O governo federal, liderado pelo presidente Lula, anunciou a abertura de um processo administrativo sancionador contra as plataformas iFood e Keeta. A medida é resultado do descumprimento das novas exigências que obrigam essas empresas a exibirem em seus aplicativos os valores repassados aos trabalhadores e às empresas envolvidas.

Exigências e prazos

As plataformas tinham um prazo de 60 dias, estabelecido em março, para se adequar às novas normas. Até o fechamento desta reportagem, as empresas não haviam se manifestado sobre o assunto. As exigências estão embasadas na portaria 61 da Senacon, que visa garantir maior transparência nas operações realizadas por plataformas digitais.

Monitoramento e sanções

Atualmente, o governo está monitorando um total de 11 plataformas. Entre elas, empresas de transporte por aplicativo como Uber e 99 já se adequaram às novas diretrizes e já informam os valores repassados aos motoristas em seus recibos. As multas impostas às empresas que não se adaptarem podem chegar até R$ 14 milhões.

Detalhes da norma

Na quarta-feira (27), o ministro da Secretaria-Geral, Guilherme Boulos, e o secretário nacional do consumidor, Ricardo Morishita, detalharam os procedimentos que serão adotados.

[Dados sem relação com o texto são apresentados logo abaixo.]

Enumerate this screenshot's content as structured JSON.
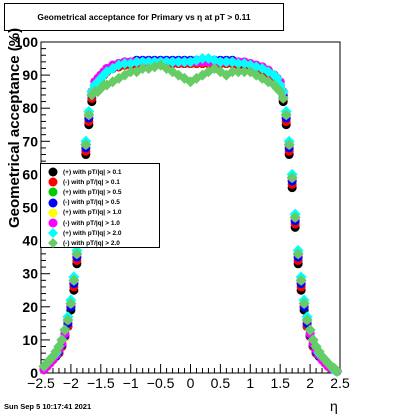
{
  "title": "Geometrical acceptance for Primary vs  η at pT > 0.11",
  "footer": {
    "datestamp": "Sun Sep  5 10:17:41 2021"
  },
  "chart_data": {
    "type": "scatter",
    "title": "Geometrical acceptance for Primary vs  η at pT > 0.11",
    "xlabel": "η",
    "ylabel": "Geometrical acceptance (%)",
    "xlim": [
      -2.5,
      2.5
    ],
    "ylim": [
      0,
      100
    ],
    "x_ticks": [
      "−2.5",
      "−2",
      "−1.5",
      "−1",
      "−0.5",
      "0",
      "0.5",
      "1",
      "1.5",
      "2",
      "2.5"
    ],
    "y_ticks": [
      "0",
      "10",
      "20",
      "30",
      "40",
      "50",
      "60",
      "70",
      "80",
      "90",
      "100"
    ],
    "grid": false,
    "legend_position": "middle-left",
    "x": [
      -2.45,
      -2.4,
      -2.35,
      -2.3,
      -2.25,
      -2.2,
      -2.15,
      -2.1,
      -2.05,
      -2.0,
      -1.95,
      -1.9,
      -1.85,
      -1.8,
      -1.75,
      -1.7,
      -1.65,
      -1.6,
      -1.55,
      -1.5,
      -1.45,
      -1.4,
      -1.3,
      -1.2,
      -1.1,
      -1.0,
      -0.9,
      -0.8,
      -0.7,
      -0.6,
      -0.5,
      -0.4,
      -0.3,
      -0.2,
      -0.1,
      0.0,
      0.1,
      0.2,
      0.3,
      0.4,
      0.5,
      0.6,
      0.7,
      0.8,
      0.9,
      1.0,
      1.1,
      1.2,
      1.3,
      1.4,
      1.45,
      1.5,
      1.55,
      1.6,
      1.65,
      1.7,
      1.75,
      1.8,
      1.85,
      1.9,
      1.95,
      2.0,
      2.05,
      2.1,
      2.15,
      2.2,
      2.25,
      2.3,
      2.35,
      2.4,
      2.45
    ],
    "series": [
      {
        "name": "(+) with pT/|q| > 0.1",
        "color": "#000000",
        "marker": "circle",
        "values": [
          1,
          2,
          3,
          4,
          5,
          6,
          8,
          11,
          14,
          19,
          25,
          33,
          44,
          56,
          66,
          75,
          82,
          86,
          88,
          89,
          90,
          91,
          92,
          92.5,
          93,
          93,
          93.5,
          93.5,
          93.5,
          93.5,
          93.5,
          93.5,
          93.5,
          93.5,
          93.5,
          93.5,
          93.5,
          93.5,
          93.5,
          93.5,
          93.5,
          93.5,
          93.5,
          93,
          93,
          92.5,
          92,
          91.5,
          90.5,
          89,
          88,
          86,
          82,
          75,
          66,
          56,
          44,
          33,
          25,
          19,
          14,
          11,
          8,
          6,
          5,
          4,
          3,
          2,
          1.5,
          1,
          0.5
        ]
      },
      {
        "name": "(-) with pT/|q| > 0.1",
        "color": "#ff0000",
        "marker": "circle",
        "values": [
          1,
          2,
          3,
          4,
          5,
          6,
          8,
          11,
          14,
          20,
          26,
          34,
          45,
          57,
          67,
          76,
          83,
          86,
          88,
          89,
          90,
          91,
          92,
          92.5,
          93,
          93,
          93.5,
          93.5,
          93.5,
          93.5,
          93.5,
          93.5,
          93.5,
          93.5,
          93.5,
          93.5,
          93.5,
          93.5,
          93.5,
          93.5,
          93.5,
          93.5,
          93.5,
          93,
          93,
          92.5,
          92,
          91.5,
          90.5,
          89,
          88,
          86,
          83,
          76,
          67,
          57,
          45,
          34,
          26,
          20,
          14,
          11,
          8,
          6,
          5,
          4,
          3,
          2,
          1.5,
          1,
          0.5
        ]
      },
      {
        "name": "(+) with pT/|q| > 0.5",
        "color": "#00cc00",
        "marker": "circle",
        "values": [
          1,
          2,
          3,
          4,
          5,
          6.5,
          8.5,
          11.5,
          15,
          20,
          27,
          35,
          46,
          58,
          68,
          77,
          84,
          87,
          89,
          90,
          91,
          92,
          93,
          93.5,
          94,
          94,
          94,
          94,
          94,
          94,
          94,
          94,
          94,
          94,
          94,
          94,
          94,
          94,
          94,
          94,
          94,
          94,
          94,
          94,
          93.5,
          93.5,
          93,
          92.5,
          91.5,
          90,
          89,
          87,
          84,
          77,
          68,
          58,
          46,
          35,
          27,
          20,
          15,
          11.5,
          8.5,
          6.5,
          5,
          4,
          3,
          2,
          1.5,
          1,
          0.5
        ]
      },
      {
        "name": "(-) with pT/|q| > 0.5",
        "color": "#0000ff",
        "marker": "circle",
        "values": [
          1,
          2,
          3,
          4,
          5,
          6.5,
          8.5,
          11.5,
          15,
          20,
          27,
          35,
          46,
          58,
          68,
          77,
          84,
          87,
          89,
          90,
          91,
          92,
          93,
          93.5,
          94,
          94,
          94.5,
          94.5,
          94.5,
          94.5,
          94.5,
          94.5,
          94.5,
          94.5,
          94.5,
          94.5,
          94.5,
          94.5,
          94.5,
          94.5,
          94.5,
          94.5,
          94.5,
          94,
          93.5,
          93.5,
          93,
          92.5,
          91.5,
          90,
          89,
          87,
          84,
          77,
          68,
          58,
          46,
          35,
          27,
          20,
          15,
          11.5,
          8.5,
          6.5,
          5,
          4,
          3,
          2,
          1.5,
          1,
          0.5
        ]
      },
      {
        "name": "(+) with pT/|q| > 1.0",
        "color": "#ffff00",
        "marker": "circle",
        "values": [
          1,
          2,
          3,
          4,
          5.5,
          7,
          9,
          12,
          16,
          21,
          28,
          36,
          47,
          59,
          69,
          78,
          85,
          88,
          89,
          90,
          91,
          92,
          93,
          93.5,
          94,
          94,
          94,
          94,
          94,
          94,
          94,
          94,
          94,
          94,
          94,
          94,
          94,
          94,
          94,
          94,
          94,
          94,
          94,
          94,
          94,
          93.5,
          93,
          92.5,
          91.5,
          90,
          89,
          88,
          85,
          78,
          69,
          59,
          47,
          36,
          28,
          21,
          16,
          12,
          9,
          7,
          5.5,
          4,
          3,
          2,
          1.5,
          1,
          0.5
        ]
      },
      {
        "name": "(-) with pT/|q| > 1.0",
        "color": "#ff00ff",
        "marker": "circle",
        "values": [
          1,
          2,
          3,
          4,
          5.5,
          7,
          9,
          12,
          16,
          21,
          28,
          36,
          47,
          59,
          69,
          78,
          85,
          88,
          89,
          90,
          91,
          92,
          93,
          93.5,
          94,
          94,
          94,
          94,
          94,
          94,
          94,
          94,
          94,
          94,
          94,
          94,
          94,
          94,
          94,
          94,
          94,
          94,
          94,
          94,
          94,
          93.5,
          93,
          92.5,
          91.5,
          90,
          89,
          88,
          85,
          78,
          69,
          59,
          47,
          36,
          28,
          21,
          16,
          12,
          9,
          7,
          5.5,
          4,
          3,
          2,
          1.5,
          1,
          0.5
        ]
      },
      {
        "name": "(+) with pT/|q| > 2.0",
        "color": "#00ffff",
        "marker": "diamond",
        "values": [
          2,
          3,
          4,
          5,
          6,
          8,
          10,
          13,
          17,
          22,
          29,
          37,
          48,
          60,
          70,
          79,
          85,
          87,
          88,
          89,
          90,
          91,
          92,
          93,
          93.5,
          93.5,
          94,
          94,
          94,
          94,
          94,
          94,
          94,
          94,
          94,
          94,
          94.5,
          95,
          95,
          94.5,
          94,
          94,
          94,
          93.5,
          93.5,
          93,
          92.5,
          92,
          91,
          90,
          89,
          87,
          85,
          79,
          70,
          60,
          48,
          37,
          29,
          22,
          17,
          13,
          10,
          8,
          6,
          5,
          4,
          3,
          2,
          1,
          0.5
        ]
      },
      {
        "name": "(-) with pT/|q| > 2.0",
        "color": "#66cc66",
        "marker": "diamond",
        "values": [
          2,
          3,
          4,
          5,
          6.5,
          8,
          10,
          13,
          16,
          21,
          28,
          36,
          47,
          59,
          69,
          78,
          84,
          85,
          85,
          86,
          87,
          87,
          88,
          89,
          90,
          91,
          91,
          92,
          92,
          92.5,
          93,
          92,
          91,
          90,
          89,
          88,
          89,
          90,
          91,
          92,
          91,
          90,
          91,
          91,
          91,
          91,
          90,
          89,
          88,
          87,
          86,
          85,
          83,
          78,
          69,
          59,
          47,
          36,
          28,
          21,
          16,
          13,
          10,
          8,
          6.5,
          5,
          4,
          3,
          2,
          1.5,
          0.5
        ]
      }
    ]
  }
}
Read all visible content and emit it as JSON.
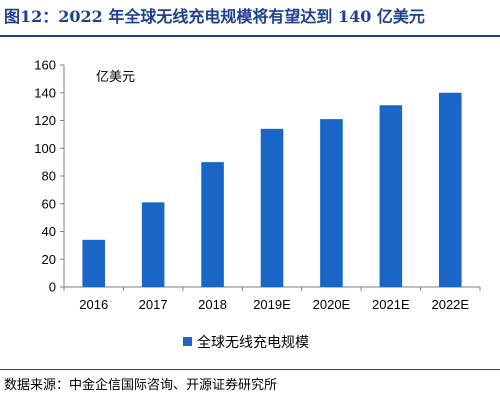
{
  "title": "图12：2022 年全球无线充电规模将有望达到 140 亿美元",
  "source": "数据来源：中金企信国际咨询、开源证券研究所",
  "colors": {
    "bar": "#1a66c7",
    "title": "#1f3f91",
    "axis": "#808080"
  },
  "chart_data": {
    "type": "bar",
    "categories": [
      "2016",
      "2017",
      "2018",
      "2019E",
      "2020E",
      "2021E",
      "2022E"
    ],
    "series": [
      {
        "name": "全球无线充电规模",
        "values": [
          34,
          61,
          90,
          114,
          121,
          131,
          140
        ]
      }
    ],
    "unit": "亿美元",
    "ylim": [
      0,
      160
    ],
    "yticks": [
      0,
      20,
      40,
      60,
      80,
      100,
      120,
      140,
      160
    ],
    "grid": false,
    "legend": "bottom-center"
  }
}
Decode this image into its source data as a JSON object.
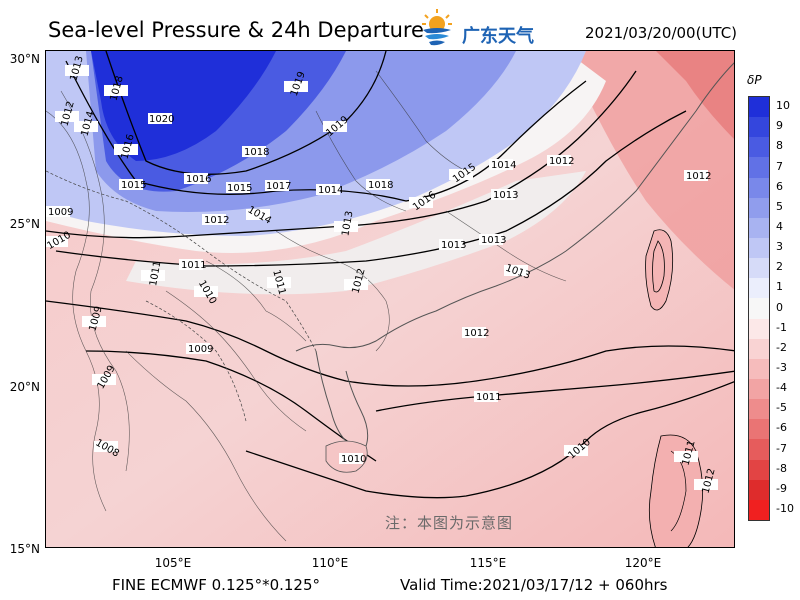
{
  "header": {
    "title": "Sea-level Pressure & 24h Departure",
    "datetime": "2021/03/20/00(UTC)",
    "logo_text": "广东天气"
  },
  "footer": {
    "model": "FINE ECMWF 0.125°*0.125°",
    "valid_time": "Valid Time:2021/03/17/12 + 060hrs"
  },
  "watermark": "注：本图为示意图",
  "axes": {
    "lat_labels": [
      "30°N",
      "25°N",
      "20°N",
      "15°N"
    ],
    "lon_labels": [
      "105°E",
      "110°E",
      "115°E",
      "120°E"
    ]
  },
  "colorbar": {
    "title": "δP",
    "levels": [
      "10",
      "9",
      "8",
      "7",
      "6",
      "5",
      "4",
      "3",
      "2",
      "1",
      "0",
      "-1",
      "-2",
      "-3",
      "-4",
      "-5",
      "-6",
      "-7",
      "-8",
      "-9",
      "-10"
    ],
    "colors": [
      "#1f2fd9",
      "#3446dd",
      "#4a5be2",
      "#6171e6",
      "#7988ea",
      "#909ded",
      "#a8b3f1",
      "#bfc7f5",
      "#d6dbf8",
      "#ebeefc",
      "#f7f7f7",
      "#fce8e8",
      "#f9d3d3",
      "#f6bcbc",
      "#f2a4a4",
      "#ee8c8c",
      "#ea7474",
      "#e65c5c",
      "#e24444",
      "#de2c2c",
      "#f02020"
    ]
  },
  "contour_labels": [
    "1013",
    "1012",
    "1014",
    "1018",
    "1016",
    "1020",
    "1019",
    "1018",
    "1019",
    "1015",
    "1016",
    "1015",
    "1017",
    "1014",
    "1018",
    "1016",
    "1015",
    "1014",
    "1013",
    "1012",
    "1009",
    "1010",
    "1012",
    "1014",
    "1013",
    "1011",
    "1011",
    "1013",
    "1013",
    "1013",
    "1012",
    "1010",
    "1009",
    "1011",
    "1012",
    "1009",
    "1009",
    "1008",
    "1011",
    "1010",
    "1010",
    "1011",
    "1012",
    "1012"
  ]
}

As plataformas que não cumprirem as exigências estarão sujeitas a sanções administrativas, conforme o Artigo 56 do Código de Defesa do Consumidor, que incluem multas e possível suspensão temporária das atividades.

Reuniões com trabalhadores

A Secretaria-Geral, que atua como intermediária entre o governo e os movimentos sociais, tem retomado a agenda voltada aos trabalhadores que atuam por aplicativo. Isso é especialmente relevante para o presidente Lula, dada a identificação política de muitos desses trabalhadores com vertentes bolsonaristas.

Transparência para o consumidor

A norma tem como objetivo principal assegurar que os consumidores compreendam como o preço final de cada serviço é distribuído entre os diferentes envolvidos na operação, incluindo entregadores e empresas. Segundo a Portaria nº 61, as plataformas deverão fornecer um quadro-resumo com informações detalhadas sobre os valores, incluindo o preço total, a parcela retida pela plataforma e o valor repassado ao prestador do serviço.